A welcome addition to the clearing effort is this unmanned aerial vehicle, known as a drone.
Equipped with a small camera, it aids in search and rescue, identifying blocked roads and bodies for collection.
The company who developed it, Danoffice IT, says its made of plastic similar to lego.
(SOUNDBITE) (English) SALES MANAGER FOR DANOFFICE IT, LIAM DAWSON, SAYING:
“When organisations first saw it here, they thought it was a bit of a toy. But when they realised all the different uses you could do like body retrieval, road clearance, you name it, I think this is a tool that will be used in every future disaster.”

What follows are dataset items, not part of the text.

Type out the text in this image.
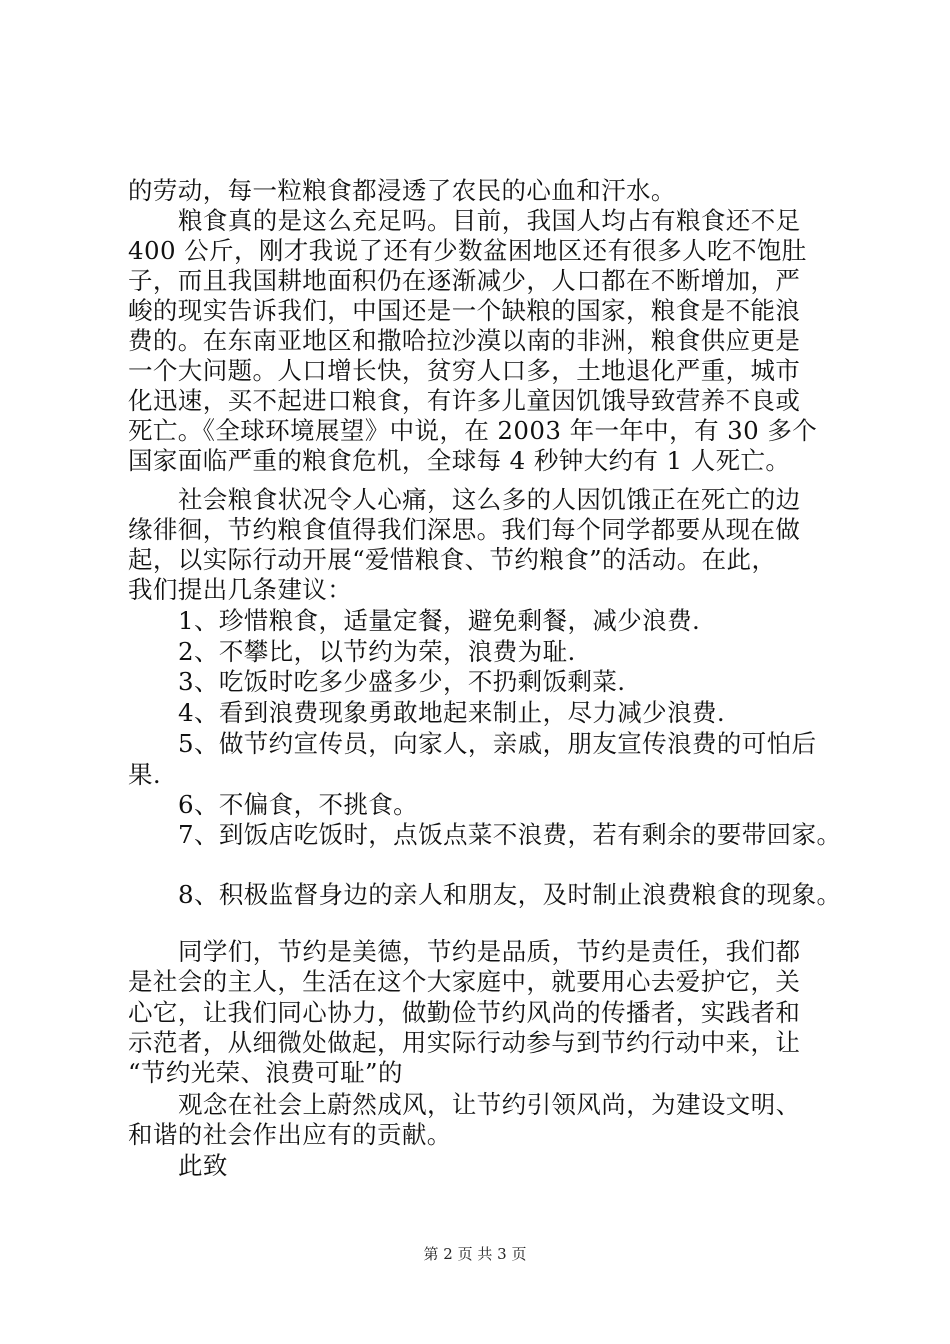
的劳动，每一粒粮食都浸透了农民的心血和汗水。
粮食真的是这么充足吗。目前，我国人均占有粮食还不足
400 公斤，刚才我说了还有少数盆困地区还有很多人吃不饱肚
子，而且我国耕地面积仍在逐渐减少，人口都在不断增加，严
峻的现实告诉我们，中国还是一个缺粮的国家，粮食是不能浪
费的。在东南亚地区和撒哈拉沙漠以南的非洲，粮食供应更是
一个大问题。人口增长快，贫穷人口多，土地退化严重，城市
化迅速，买不起进口粮食，有许多儿童因饥饿导致营养不良或
死亡。《全球环境展望》中说，在 2003 年一年中，有 30 多个
国家面临严重的粮食危机，全球每 4 秒钟大约有 1 人死亡。
社会粮食状况令人心痛，这么多的人因饥饿正在死亡的边
缘徘徊，节约粮食值得我们深思。我们每个同学都要从现在做
起，以实际行动开展“爱惜粮食、节约粮食”的活动。在此，
我们提出几条建议：
1、珍惜粮食，适量定餐，避免剩餐，减少浪费.
2、不攀比，以节约为荣，浪费为耻.
3、吃饭时吃多少盛多少，不扔剩饭剩菜.
4、看到浪费现象勇敢地起来制止，尽力减少浪费.
5、做节约宣传员，向家人，亲戚，朋友宣传浪费的可怕后
果.
6、不偏食，不挑食。
7、到饭店吃饭时，点饭点菜不浪费，若有剩余的要带回家。
8、积极监督身边的亲人和朋友，及时制止浪费粮食的现象。
同学们，节约是美德，节约是品质，节约是责任，我们都
是社会的主人，生活在这个大家庭中，就要用心去爱护它，关
心它，让我们同心协力，做勤俭节约风尚的传播者，实践者和
示范者，从细微处做起，用实际行动参与到节约行动中来，让
“节约光荣、浪费可耻”的
观念在社会上蔚然成风，让节约引领风尚，为建设文明、
和谐的社会作出应有的贡献。
此致
第 2 页 共 3 页
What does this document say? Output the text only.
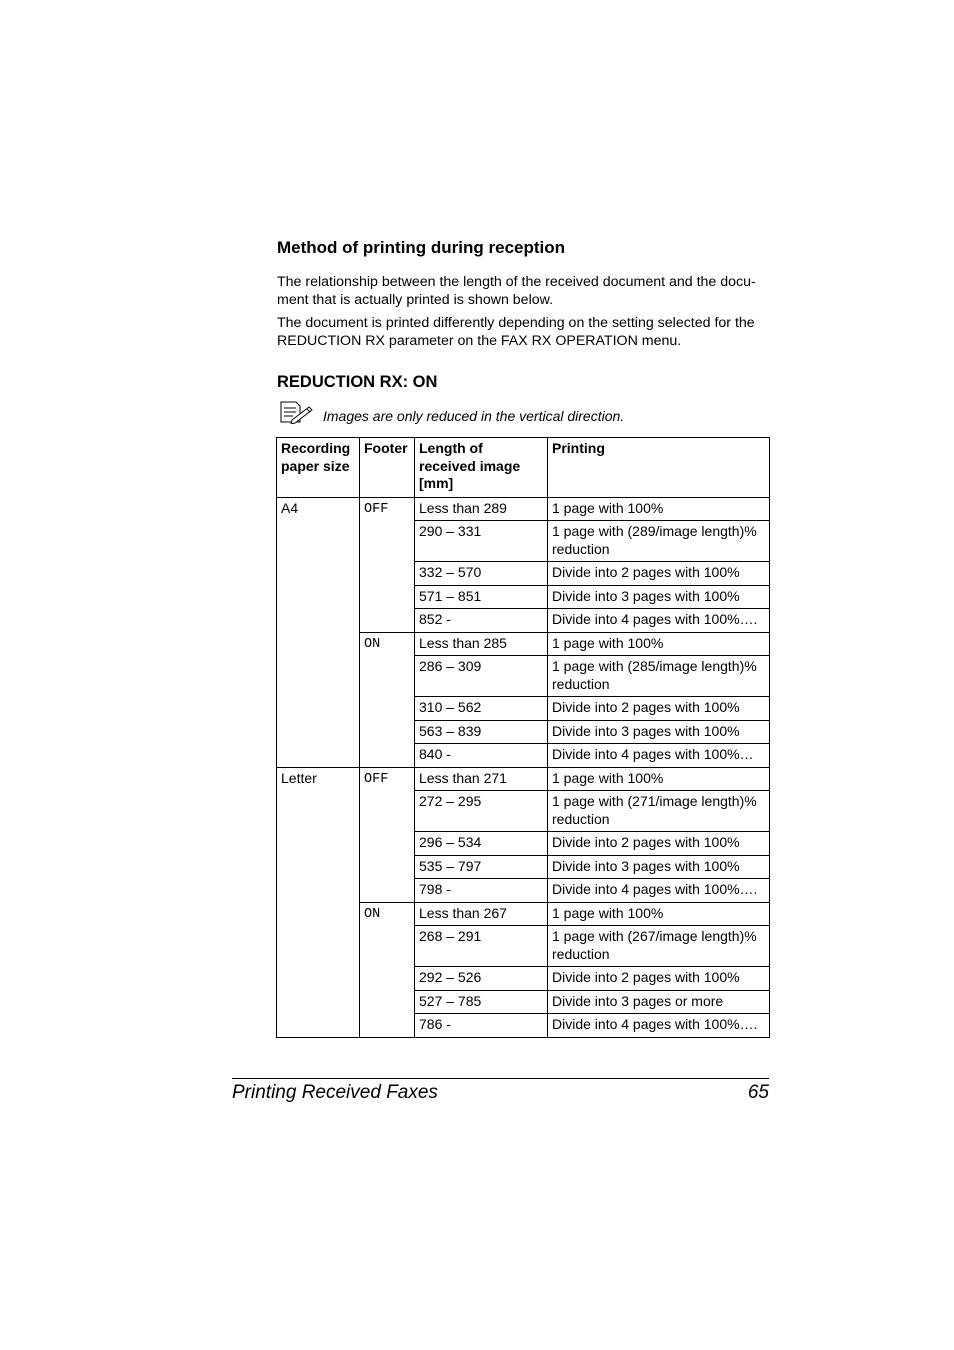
Method of printing during reception

The relationship between the length of the received document and the docu-ment that is actually printed is shown below.

The document is printed differently depending on the setting selected for the REDUCTION RX parameter on the FAX RX OPERATION menu.

REDUCTION RX: ON
Images are only reduced in the vertical direction.
Recording paper size	Footer	Length of received image [mm]	Printing
A4	OFF	Less than 289	1 page with 100%
		290 – 331	1 page with (289/image length)% reduction
		332 – 570	Divide into 2 pages with 100%
		571 – 851	Divide into 3 pages with 100%
		852 -	Divide into 4 pages with 100%….
	ON	Less than 285	1 page with 100%
		286 – 309	1 page with (285/image length)% reduction
		310 – 562	Divide into 2 pages with 100%
		563 – 839	Divide into 3 pages with 100%
		840 -	Divide into 4 pages with 100%…
Letter	OFF	Less than 271	1 page with 100%
		272 – 295	1 page with (271/image length)% reduction
		296 – 534	Divide into 2 pages with 100%
		535 – 797	Divide into 3 pages with 100%
		798 -	Divide into 4 pages with 100%….
	ON	Less than 267	1 page with 100%
		268 – 291	1 page with (267/image length)% reduction
		292 – 526	Divide into 2 pages with 100%
		527 – 785	Divide into 3 pages or more
		786 -	Divide into 4 pages with 100%….
Printing Received Faxes	65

Critics say drones violate privacy rights in countries with loose regulations.
But this is just one of the many ways to help.
The death toll from Typhoon Haiyan has passed more than 5,000, and 4 million people have been affected.

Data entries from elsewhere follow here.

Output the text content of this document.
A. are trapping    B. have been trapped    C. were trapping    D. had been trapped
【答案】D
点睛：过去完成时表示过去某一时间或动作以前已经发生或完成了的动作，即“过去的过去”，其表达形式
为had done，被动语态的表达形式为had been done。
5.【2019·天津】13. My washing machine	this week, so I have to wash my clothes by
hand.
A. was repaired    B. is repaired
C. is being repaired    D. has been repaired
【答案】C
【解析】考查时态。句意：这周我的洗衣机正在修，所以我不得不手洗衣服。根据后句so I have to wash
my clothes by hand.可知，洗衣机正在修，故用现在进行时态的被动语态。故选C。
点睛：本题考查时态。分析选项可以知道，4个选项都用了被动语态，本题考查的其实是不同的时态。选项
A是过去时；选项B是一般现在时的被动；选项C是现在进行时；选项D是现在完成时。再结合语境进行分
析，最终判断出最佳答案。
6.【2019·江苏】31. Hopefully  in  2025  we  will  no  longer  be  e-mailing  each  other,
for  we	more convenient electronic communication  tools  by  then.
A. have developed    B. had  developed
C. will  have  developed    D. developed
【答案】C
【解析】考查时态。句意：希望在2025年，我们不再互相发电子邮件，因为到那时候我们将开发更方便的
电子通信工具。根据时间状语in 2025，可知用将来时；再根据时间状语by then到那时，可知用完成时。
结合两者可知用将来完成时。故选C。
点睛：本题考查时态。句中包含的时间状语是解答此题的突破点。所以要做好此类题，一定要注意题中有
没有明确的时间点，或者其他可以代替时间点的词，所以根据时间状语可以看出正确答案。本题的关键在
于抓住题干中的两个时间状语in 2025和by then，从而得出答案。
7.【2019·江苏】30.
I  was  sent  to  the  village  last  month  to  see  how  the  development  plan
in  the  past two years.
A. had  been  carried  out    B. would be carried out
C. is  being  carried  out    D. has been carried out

Aid teams from around the world are pitching in with relief efforts, sending supplies and treating the sick.
To support the field work of Humanitarian NGOs on the ground, Danoffice IT is offering its civil drone Huginn X1 technology and manpower free of charge to frontline NGOs, including NetHope member organizations Direct Relief and Catholic Relief Services.
“The Huginn X1 is a technology that can greatly improve relief efforts in disaster-affected areas like the Philippines.” said Frank Schott, Interim President and Executive Director of NetHope.